Started in November of 2011, the Globalfest Touring fund has funded 17 groups, totaling of $47,060 enabling artists to reach 86 U.S. cities or towns and 54 new markets. Three GFTF recipients Billboard contacted for this story unequivocally endorsed the GFTF and the touring opportunities it afforded them. Martha Redbone said the grant allowed her to “perform in parts of the country we wouldn’t have been able to reach due to prohibitive travel expenses” and the ability to “return to these markets on our own steam.” The Debo Band’s Danny Mekonnen spoke of bringing “diversity to culturally homogenous places like Butte and Cedar Rapids.” And Scott Kettner of Nation Beat was able to add an extra date and two workshops to his group’s tour. “It enabled us to do community outreach workshops for underprivileged children,” he said.
While Globalfest itself lends support to its touring fund through crowdfunding efforts on Indiegogo and Kickstarter, the operation would not be possible without the support of the Ford Foundation, which this past September renewed its commitment to the program for the next three years.
“On a practical level, given the expense and challenges of crossing borders, it makes sense to build on that investment and make possible touring — giving more US audiences a chance to hear from these brilliant artists and giving artists more opportunities to make a living,” says Roberta Uno, the Ford Foundation‘s senior program officer for arts and culture’s Freedom of Expression Unit, by email. “Globalfest is building on their considerable curatorial and presenting expertise to provide an innovative model that will benefit the arts sector and beyond.”
There is a larger way, too, of looking at Globalfest’s — and indeed music’s — ambassadorial role in bringing different cultures and people together who otherwise wouldn’t step near each other. It’s a dynamic Uno is well aware of. “We’re living in a time when it’s critical to learn more about other cultures and people,” she says, “not just from an older model of cultural exchanges of national pride (our orchestra, your folkloric dance troupe) which are also important, but from a more urgent, contemporary place of how culture, aesthetics, people, ideas are living in communities across the globe. Globalfest is that snapshot in real time of the current moment and future on its way.”
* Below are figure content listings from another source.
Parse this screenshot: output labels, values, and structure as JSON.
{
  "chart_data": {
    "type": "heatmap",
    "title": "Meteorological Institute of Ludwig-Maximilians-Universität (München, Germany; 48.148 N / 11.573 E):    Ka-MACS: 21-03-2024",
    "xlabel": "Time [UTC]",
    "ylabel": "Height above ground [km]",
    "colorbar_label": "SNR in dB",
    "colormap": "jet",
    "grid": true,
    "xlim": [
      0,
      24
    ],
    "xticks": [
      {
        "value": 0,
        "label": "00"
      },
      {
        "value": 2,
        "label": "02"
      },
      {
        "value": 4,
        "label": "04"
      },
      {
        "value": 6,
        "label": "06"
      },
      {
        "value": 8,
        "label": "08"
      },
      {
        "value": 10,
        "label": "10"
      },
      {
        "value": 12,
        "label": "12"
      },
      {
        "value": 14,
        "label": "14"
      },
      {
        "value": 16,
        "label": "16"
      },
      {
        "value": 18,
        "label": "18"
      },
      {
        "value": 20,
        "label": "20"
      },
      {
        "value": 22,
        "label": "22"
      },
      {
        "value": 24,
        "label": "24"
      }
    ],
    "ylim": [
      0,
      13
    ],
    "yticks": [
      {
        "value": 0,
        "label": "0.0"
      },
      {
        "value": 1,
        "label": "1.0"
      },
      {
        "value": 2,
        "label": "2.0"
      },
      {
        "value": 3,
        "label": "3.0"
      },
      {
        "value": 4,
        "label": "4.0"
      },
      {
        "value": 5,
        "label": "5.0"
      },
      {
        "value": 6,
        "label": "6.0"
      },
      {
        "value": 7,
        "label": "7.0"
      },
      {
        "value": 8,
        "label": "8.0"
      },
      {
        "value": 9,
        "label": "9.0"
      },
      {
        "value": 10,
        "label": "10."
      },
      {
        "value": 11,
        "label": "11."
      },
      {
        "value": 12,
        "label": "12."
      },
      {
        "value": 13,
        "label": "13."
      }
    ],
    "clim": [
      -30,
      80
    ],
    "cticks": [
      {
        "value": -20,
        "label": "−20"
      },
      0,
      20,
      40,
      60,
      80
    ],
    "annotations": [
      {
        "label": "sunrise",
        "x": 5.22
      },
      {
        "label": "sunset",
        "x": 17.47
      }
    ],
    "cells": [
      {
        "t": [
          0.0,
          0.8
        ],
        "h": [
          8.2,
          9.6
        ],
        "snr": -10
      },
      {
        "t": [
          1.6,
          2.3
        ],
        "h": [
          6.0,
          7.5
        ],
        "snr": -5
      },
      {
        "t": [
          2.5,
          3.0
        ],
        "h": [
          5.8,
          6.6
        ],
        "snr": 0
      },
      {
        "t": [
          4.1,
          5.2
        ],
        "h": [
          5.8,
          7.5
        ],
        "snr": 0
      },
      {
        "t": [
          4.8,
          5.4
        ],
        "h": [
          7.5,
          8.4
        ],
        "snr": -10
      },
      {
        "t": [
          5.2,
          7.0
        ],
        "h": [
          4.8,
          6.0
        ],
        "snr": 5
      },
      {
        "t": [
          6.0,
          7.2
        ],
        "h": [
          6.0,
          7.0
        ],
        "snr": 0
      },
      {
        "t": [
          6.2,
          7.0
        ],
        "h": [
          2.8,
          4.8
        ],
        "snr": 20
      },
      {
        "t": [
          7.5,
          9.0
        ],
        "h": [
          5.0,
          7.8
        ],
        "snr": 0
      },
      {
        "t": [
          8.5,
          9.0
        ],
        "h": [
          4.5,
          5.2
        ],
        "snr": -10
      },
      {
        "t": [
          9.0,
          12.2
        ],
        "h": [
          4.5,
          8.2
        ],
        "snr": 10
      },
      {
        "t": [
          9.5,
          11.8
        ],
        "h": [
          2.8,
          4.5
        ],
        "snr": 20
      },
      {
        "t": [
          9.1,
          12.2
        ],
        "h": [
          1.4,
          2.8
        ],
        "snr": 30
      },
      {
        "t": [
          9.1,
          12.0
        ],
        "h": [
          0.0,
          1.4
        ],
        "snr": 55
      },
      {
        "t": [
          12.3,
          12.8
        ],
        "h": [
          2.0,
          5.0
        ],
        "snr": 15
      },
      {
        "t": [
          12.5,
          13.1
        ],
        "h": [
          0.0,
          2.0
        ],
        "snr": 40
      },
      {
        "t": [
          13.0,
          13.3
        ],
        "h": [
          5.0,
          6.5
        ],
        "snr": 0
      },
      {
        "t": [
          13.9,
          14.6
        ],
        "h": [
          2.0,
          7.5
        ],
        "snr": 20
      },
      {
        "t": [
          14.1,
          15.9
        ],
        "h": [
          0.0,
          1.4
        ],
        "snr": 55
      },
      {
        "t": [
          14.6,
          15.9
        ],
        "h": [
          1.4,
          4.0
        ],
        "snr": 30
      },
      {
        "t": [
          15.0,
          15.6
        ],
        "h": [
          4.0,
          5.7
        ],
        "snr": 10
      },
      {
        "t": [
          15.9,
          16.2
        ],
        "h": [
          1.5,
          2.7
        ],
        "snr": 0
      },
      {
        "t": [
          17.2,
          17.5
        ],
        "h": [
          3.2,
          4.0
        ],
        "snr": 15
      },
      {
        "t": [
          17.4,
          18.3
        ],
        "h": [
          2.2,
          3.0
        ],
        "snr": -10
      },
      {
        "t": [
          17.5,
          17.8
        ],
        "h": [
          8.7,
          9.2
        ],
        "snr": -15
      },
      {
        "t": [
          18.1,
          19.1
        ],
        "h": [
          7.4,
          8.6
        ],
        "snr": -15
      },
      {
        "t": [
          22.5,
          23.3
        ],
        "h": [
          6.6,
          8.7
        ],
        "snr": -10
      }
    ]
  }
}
In terms of Globalfest’s future it’s worth noting how the non-proft, 501c3 organization has expanded over its twelve years of its existence. It now regularly hosts a stage at Bonnaroo and SXSW, hired its first time employee in Nicole Merritt of International Society for the Performing Arts who will start in February and next year is mounting its first GlobalFest on the Road Tour called Creole Carnival. The tour is being produced in association with Columbia Artists Management International and will feature Casuarina from Rio, Emeline Michelfrom Haiti and Jamaica’s one-stringed guitar virtuoso Brushy One String.
“Putting artists on road, paying them very fairly and getting more international music into venues really gets to the heart of what our mission is ” says Globalfest’s Soffer. “We want to make sure these global music groups are in all types of venues across the country and develop touring careers along with fair pay and exposure to different audiences.”